2        O termo do prazo para apresentação das propostas foi fixado, em conformidade com as retificações do anúncio de concurso que tiveram lugar ao longo do processo, para 13 de dezembro de 2019, e a data de abertura das propostas, para 20 de dezembro de 2019. Três empresas apresentaram propostas.

3        A recorrente, a Leonardo SpA, sociedade ativa no setor aeroespacial, não participou no concurso lançado pelo anúncio de concurso impugnado.

4        Em 31 de maio de 2020, o comité de avaliação das propostas apresentou o seu relatório de avaliação ao gestor competente.

5        Em 12 de junho de 2020, o gestor competente aprovou o relatório de avaliação das propostas e assinou a decisão de adjudicação do contrato (a seguir «decisão de adjudicação impugnada»), bem como as cartas dirigidas aos três proponentes para os informar do estado do processo. Uma vez que não participou no processo, a recorrente não recebeu qualquer carta.

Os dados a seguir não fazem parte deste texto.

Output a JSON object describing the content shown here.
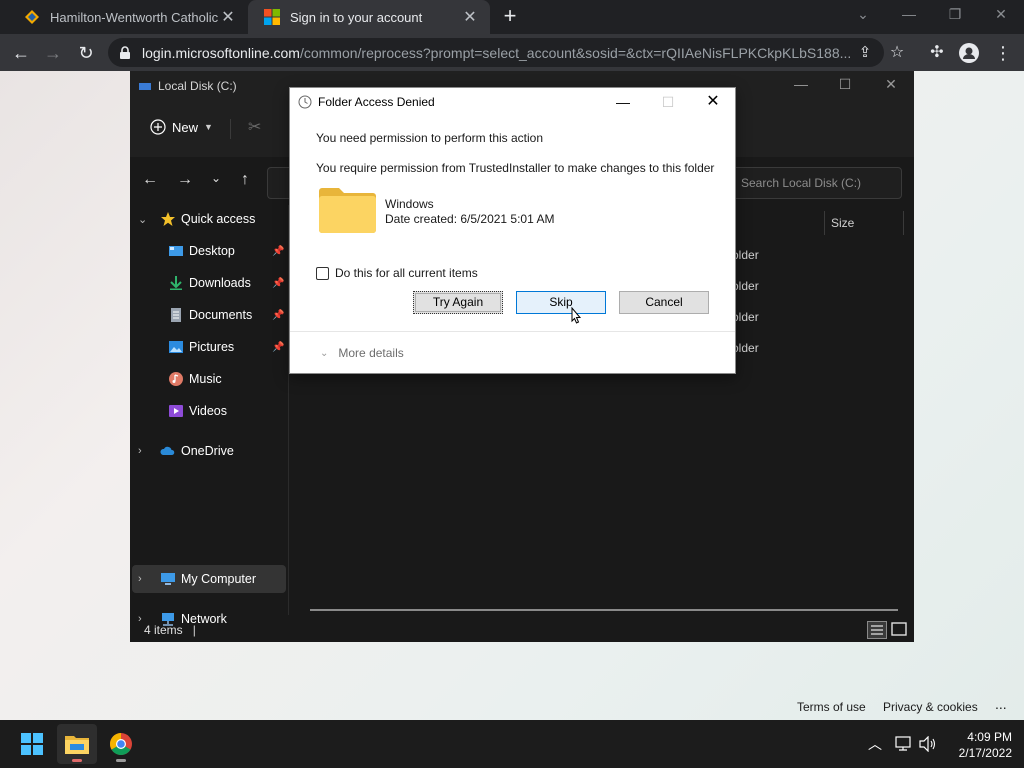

6        Por pedido de acesso aos documentos registado em 30 de junho de 2020, a recorrente pediu que lhe fosse facultada cópia de todos os documentos relativos ao procedimento de adjudicação do contrato em causa, nomeadamente da decisão de adjudicação impugnada, das atas do processo de concurso, dos documentos apresentados pelo proponente que obteve o contrato e de todos os outros documentos juntos aos autos do processo (a seguir «pedido de acesso»). Por carta de 10 de agosto de 2020, a Frontex recusou o acesso aos documentos pedidos.

 Tramitação processual e pedidos das partes

7        Por petição apresentada na Secretaria do Tribunal Geral em 16 de dezembro de 2019, a recorrente interpôs o presente recurso.

8        Por requerimento separado apresentado na Secretaria do Tribunal Geral no mesmo dia, a recorrente apresentou um pedido de medidas provisórias no qual pede, em substância, que o presidente do Tribunal Geral se digne suspender a execução do anúncio de concurso impugnado, conforme retificado, dos atos a ele anexados, das perguntas‑respostas publicadas pela Frontex (a seguir «perguntas‑respostas»), da ata da reunião de informação que se realizou em Varsóvia em 28 de outubro de 2019 (a seguir «reunião de informação»), bem como de qualquer outro ato prévio conexo ou consecutivo. O presidente do Tribunal Geral, por Despacho de 20 de abril de 2020, Leonardo/Frontex (T‑849/19 R, não publicado, EU:T:2020:154), indeferiu esse pedido e reservou para final a decisão quanto às despesas.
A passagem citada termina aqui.